TIC-TAC

Marie Claude Santucci

Petit Jacques, fasciné par le balancier de l’horloge du salon, observe son va et vient ;  TIC – TAC, TIC -TAC..! Sa cadence régulière rythme la fuite du temps, notes de musique  ponctuant la vie.

Les flammes dans la cheminée dansent sur cette chanson. L’enfant regarde ce ballet aux couleurs chatoyantes et rêve de devenir « Grand ».

Ce doit être simple, évident pense-t-il. A cet instant la guerre est déclarée et le stratagème bien étudié.

D’abord, attraper le temps, ensuite le maîtriser et enfin le tuer.

Ce diable omniprésent se transforme sans cesse. Un instant léger, il devient oppressant dans la pénombre qu’il affectionne et finit par le posséder comme esclave.

Petit Jacques ne veut plus attendre paisiblement, sans bruit, ces minutes qui n’en finissent pas ou celles qui s’affolent jusqu’à l’ivresse. Prestement les volets sont ouverts laissant entrer le soleil et le chant des oiseaux couvre enfin le TIC - TAC de l’horloge.

Le jour desserre ses chaînes invisibles et Petit Jacques le cœur léger, file vers les prairies. Il cueille les fleurs qui n’ont que le temps d’éclore, bavarde avec la libellule qui s’empresse, faute de temps, de lui indiquer son destin. Il chante pour les papillons, suit le chemin des rayons du soleil et se laisse emporter par l’arc en ciel. Sa course folle l’entraine vers de lointains horizons. Il parcourt la terre et les mers bravant les tempêtes. Le combat est rude.

Il découvre mille métiers et rêve de fortune avant de subir les infortunes de la vie. Les danses et les chants, les rires et les larmes se mêlent dans un tourbillon de folies et sont autant de coups de sabre portés au temps.
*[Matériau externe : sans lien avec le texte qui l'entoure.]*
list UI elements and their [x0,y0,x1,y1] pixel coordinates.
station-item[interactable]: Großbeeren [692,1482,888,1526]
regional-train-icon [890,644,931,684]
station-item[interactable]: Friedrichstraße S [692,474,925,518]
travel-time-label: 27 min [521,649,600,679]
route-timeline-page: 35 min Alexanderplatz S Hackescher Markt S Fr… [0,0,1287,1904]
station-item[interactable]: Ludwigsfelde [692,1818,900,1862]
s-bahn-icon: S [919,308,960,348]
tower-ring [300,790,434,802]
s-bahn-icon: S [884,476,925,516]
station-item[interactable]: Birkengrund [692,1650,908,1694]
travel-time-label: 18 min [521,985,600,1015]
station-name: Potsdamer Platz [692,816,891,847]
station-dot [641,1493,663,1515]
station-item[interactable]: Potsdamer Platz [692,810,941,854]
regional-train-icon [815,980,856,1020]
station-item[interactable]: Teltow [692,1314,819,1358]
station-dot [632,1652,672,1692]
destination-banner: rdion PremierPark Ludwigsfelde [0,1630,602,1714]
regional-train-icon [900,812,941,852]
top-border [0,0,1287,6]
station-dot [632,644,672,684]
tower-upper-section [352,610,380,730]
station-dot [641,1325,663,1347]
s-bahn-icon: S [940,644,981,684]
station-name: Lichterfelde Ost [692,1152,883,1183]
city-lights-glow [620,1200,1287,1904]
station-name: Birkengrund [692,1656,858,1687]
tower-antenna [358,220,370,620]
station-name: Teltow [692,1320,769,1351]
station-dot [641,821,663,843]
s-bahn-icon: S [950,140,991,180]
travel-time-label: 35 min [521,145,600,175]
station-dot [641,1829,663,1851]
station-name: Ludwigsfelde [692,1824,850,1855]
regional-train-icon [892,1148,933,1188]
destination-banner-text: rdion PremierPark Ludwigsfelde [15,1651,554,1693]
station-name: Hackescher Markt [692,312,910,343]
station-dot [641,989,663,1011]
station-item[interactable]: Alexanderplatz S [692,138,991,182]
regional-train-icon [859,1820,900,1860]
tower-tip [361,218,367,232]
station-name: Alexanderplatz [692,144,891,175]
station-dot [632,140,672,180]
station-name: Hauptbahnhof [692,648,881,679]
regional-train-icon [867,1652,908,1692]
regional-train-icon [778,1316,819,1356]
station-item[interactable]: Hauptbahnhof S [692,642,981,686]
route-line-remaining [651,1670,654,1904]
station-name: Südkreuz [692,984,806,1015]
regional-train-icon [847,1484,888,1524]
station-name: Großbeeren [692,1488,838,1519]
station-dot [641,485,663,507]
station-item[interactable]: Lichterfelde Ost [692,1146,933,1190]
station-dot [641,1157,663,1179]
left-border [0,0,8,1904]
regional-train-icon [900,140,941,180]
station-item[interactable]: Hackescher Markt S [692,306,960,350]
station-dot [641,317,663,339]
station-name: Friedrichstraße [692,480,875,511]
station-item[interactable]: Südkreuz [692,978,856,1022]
Personne ne résiste à la vie, lame tranchante qui se débarrasse des années.

Le temps meurt un matin, sans bruit ! 

Plus d’horloge! Silence

Quelle victoire! Le temps est mort. Décapité.

Il gît sans vie. Plus de TIC -TAC, TIC -TAC.

Enfin libre, sans penser à demain, Jacques repart vers de nouveaux continents. Ecoute le vent, raconte ses aventures aux enfants et partage le pain ou la bouteille de vin au grès de ses visites amicales.

Un soir, au détour d’un chemin, dans le reflet d’une flaque, un visage ridé, marqué par la lutte, lui sourit.

En alerte, les mouvements plus lents, il dégaine. Trop tard ! Il sentit cette impression fugitive que le retour de la seconde devient éternité.

Le temps caché, invisible a survécu. Ah! Quelle naïveté de l’avoir sous-estimé.

Tapi, il attend son heure pour contre attaquer. Son revers imprévisible, bref, est fatal.

Le vieux Jacques bénéficie d’une miette de temps pour vous dire bonsoir.

TIC - TAC, TIC -TAC fait le balancier de l’horloge du salon.